Monday, September 8, 2008

Hulk have special talent

Hulk have amazing ability to get sick on Friday afternoons and destroy weekend. Literally felt sick at 5:00 pm. Hulk then realize have 101 degree fever. That night Hulk tell SO that Hulk is going to die. SO says, "Now that's a bit dramatic." Hulk say, "You'll regret saying that when I'm dead."

Friday, September 5, 2008

Jumpsuit to Xanadu


When save image Hulk VERY tempted to "Set image as Desktop background."

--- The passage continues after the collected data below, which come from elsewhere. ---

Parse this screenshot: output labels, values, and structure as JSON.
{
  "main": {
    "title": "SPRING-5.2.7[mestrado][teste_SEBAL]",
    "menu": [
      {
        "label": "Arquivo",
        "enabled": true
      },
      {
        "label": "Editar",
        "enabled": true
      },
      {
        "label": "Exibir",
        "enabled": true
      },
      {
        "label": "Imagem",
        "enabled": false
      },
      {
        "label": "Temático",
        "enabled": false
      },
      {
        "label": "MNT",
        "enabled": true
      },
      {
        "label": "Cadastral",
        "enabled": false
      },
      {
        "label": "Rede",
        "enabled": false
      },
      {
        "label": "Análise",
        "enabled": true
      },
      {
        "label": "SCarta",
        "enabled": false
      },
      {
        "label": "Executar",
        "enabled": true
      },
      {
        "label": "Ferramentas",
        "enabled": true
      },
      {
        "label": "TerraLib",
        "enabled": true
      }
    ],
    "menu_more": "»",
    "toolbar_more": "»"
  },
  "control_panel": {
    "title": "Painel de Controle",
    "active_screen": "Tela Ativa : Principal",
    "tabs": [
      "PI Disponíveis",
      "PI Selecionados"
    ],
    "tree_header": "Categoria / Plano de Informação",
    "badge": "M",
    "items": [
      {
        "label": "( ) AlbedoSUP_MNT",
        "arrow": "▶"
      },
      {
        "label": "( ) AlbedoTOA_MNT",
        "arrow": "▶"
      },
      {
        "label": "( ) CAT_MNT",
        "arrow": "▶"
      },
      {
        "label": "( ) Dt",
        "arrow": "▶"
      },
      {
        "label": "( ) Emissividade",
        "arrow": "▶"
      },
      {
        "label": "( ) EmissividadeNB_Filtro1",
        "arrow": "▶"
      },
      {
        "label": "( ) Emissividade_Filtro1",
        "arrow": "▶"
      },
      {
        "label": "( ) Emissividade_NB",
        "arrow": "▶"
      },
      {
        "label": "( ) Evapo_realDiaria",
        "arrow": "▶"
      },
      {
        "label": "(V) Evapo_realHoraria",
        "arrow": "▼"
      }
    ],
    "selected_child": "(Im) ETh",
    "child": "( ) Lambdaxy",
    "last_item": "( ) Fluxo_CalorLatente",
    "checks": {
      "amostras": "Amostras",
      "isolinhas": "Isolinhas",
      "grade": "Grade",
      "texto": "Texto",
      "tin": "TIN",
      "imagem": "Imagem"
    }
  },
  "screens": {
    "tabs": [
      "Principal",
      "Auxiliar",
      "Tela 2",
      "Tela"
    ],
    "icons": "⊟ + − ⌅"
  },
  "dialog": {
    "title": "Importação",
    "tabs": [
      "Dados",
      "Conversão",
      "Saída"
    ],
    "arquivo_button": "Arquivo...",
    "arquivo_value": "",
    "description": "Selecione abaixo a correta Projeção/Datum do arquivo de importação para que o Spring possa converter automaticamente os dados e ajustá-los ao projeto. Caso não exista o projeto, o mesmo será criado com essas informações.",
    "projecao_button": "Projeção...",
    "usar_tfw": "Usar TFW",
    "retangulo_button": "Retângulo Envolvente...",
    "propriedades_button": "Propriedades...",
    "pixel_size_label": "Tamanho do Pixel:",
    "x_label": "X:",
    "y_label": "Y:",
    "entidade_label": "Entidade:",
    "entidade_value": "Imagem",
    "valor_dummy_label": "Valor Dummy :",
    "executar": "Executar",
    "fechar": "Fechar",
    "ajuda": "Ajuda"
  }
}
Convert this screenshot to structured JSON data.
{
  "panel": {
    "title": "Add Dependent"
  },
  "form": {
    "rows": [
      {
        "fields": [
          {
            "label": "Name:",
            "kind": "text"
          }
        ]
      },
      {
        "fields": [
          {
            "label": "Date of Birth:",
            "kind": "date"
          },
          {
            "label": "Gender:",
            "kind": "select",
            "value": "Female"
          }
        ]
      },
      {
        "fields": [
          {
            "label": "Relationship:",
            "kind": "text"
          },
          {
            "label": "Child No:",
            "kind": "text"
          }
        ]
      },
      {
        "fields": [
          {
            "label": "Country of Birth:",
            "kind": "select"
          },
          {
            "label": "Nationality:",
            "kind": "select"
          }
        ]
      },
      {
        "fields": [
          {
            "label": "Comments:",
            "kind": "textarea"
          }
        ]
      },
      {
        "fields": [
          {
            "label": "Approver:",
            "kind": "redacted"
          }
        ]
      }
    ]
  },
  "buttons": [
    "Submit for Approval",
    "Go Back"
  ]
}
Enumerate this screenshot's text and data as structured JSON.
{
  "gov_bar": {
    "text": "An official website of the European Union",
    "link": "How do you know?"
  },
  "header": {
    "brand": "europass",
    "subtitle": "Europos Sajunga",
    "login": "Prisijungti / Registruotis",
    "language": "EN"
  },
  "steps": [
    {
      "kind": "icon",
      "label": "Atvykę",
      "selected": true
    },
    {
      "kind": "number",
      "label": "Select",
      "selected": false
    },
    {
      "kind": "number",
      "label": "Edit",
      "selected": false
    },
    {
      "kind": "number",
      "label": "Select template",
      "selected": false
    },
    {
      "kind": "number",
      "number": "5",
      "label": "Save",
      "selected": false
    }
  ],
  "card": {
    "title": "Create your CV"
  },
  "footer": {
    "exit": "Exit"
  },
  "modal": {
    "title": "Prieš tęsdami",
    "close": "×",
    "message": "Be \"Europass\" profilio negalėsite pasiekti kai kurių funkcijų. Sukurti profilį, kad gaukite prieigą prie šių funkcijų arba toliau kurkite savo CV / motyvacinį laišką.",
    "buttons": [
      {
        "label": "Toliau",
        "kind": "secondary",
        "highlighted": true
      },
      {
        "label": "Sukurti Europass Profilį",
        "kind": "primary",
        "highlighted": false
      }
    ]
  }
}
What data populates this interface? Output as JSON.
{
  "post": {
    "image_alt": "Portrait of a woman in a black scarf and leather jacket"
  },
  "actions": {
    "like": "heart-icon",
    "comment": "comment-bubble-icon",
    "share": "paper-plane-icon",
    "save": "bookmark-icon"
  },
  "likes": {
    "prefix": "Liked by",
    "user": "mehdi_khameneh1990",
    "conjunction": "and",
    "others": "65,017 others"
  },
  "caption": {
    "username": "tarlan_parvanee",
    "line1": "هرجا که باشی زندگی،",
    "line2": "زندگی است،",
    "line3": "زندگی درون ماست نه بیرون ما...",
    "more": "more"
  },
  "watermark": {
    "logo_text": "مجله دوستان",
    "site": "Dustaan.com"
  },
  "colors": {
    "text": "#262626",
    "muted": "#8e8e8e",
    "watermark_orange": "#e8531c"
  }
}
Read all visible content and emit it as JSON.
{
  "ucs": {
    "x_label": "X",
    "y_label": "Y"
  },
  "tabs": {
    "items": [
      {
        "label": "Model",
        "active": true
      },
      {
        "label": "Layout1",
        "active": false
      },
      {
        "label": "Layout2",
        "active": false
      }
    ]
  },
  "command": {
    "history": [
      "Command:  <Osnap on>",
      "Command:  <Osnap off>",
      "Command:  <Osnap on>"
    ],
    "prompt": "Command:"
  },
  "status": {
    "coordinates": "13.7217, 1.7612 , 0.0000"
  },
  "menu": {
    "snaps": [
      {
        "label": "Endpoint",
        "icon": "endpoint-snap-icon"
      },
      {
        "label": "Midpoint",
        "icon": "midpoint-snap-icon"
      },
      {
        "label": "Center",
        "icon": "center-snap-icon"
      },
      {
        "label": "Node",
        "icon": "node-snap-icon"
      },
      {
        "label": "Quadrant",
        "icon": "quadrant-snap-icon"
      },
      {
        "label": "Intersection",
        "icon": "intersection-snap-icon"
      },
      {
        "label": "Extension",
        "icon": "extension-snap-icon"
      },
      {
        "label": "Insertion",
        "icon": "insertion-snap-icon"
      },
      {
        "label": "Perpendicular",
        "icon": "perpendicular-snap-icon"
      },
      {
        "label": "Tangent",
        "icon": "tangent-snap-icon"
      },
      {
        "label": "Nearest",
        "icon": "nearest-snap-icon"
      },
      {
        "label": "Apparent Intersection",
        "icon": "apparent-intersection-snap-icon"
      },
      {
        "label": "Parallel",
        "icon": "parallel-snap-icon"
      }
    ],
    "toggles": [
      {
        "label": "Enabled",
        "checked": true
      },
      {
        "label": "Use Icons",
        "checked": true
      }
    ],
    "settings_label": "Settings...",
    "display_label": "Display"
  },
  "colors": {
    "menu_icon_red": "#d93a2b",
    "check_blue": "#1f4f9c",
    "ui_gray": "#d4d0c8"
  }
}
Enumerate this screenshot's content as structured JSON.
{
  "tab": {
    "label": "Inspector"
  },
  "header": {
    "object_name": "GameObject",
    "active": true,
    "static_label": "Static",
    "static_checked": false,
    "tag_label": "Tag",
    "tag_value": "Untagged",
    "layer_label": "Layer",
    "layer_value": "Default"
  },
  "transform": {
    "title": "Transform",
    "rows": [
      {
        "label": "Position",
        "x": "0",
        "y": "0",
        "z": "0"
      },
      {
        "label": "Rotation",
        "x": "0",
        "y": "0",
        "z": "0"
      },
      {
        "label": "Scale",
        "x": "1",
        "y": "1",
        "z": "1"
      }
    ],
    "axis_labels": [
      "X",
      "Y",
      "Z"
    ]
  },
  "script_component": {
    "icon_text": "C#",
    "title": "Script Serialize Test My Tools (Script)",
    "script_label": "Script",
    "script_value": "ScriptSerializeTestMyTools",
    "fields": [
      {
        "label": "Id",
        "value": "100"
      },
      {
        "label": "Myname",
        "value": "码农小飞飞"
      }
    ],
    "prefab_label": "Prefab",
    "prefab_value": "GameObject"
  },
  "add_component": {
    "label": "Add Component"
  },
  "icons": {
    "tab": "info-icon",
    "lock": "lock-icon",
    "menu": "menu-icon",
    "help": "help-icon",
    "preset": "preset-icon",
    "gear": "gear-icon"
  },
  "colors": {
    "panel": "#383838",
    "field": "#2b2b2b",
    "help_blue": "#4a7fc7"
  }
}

Tuesday, September 2, 2008

Easy class

Hulk take easiest law class ever. Is called Interviewing Negotiating and Counseling. Class is like empowerment session with your mom. Reading book is hardest part because seem so basic---here quote, "The primary means of obtaining information during the overview phase of the interview is the posing of a series of questions to the client." Well duh. Here Hulk advice on successful interview:
1. Now matter what client say--don't do spit take.
2. No audible farts.
3. Don't let client see posting on blog while talking.

Only law school would take what is basic social skills thing and turn into class.

New look.... same old disgusting

Hulk have new food court in student union at school--look like might be delicious. If possible is worse than before. Interior design make it seem like food might be good. Food is all made in same industrial food sweatshop. Hulk try to make healthiest choice--swear they try to make gross. We thought you not mind we soak your veggie burger in lard--ok? And worst part--now more expensive--Hulk give up. Hulk only eat what Hulk can fit in pockets on way out door.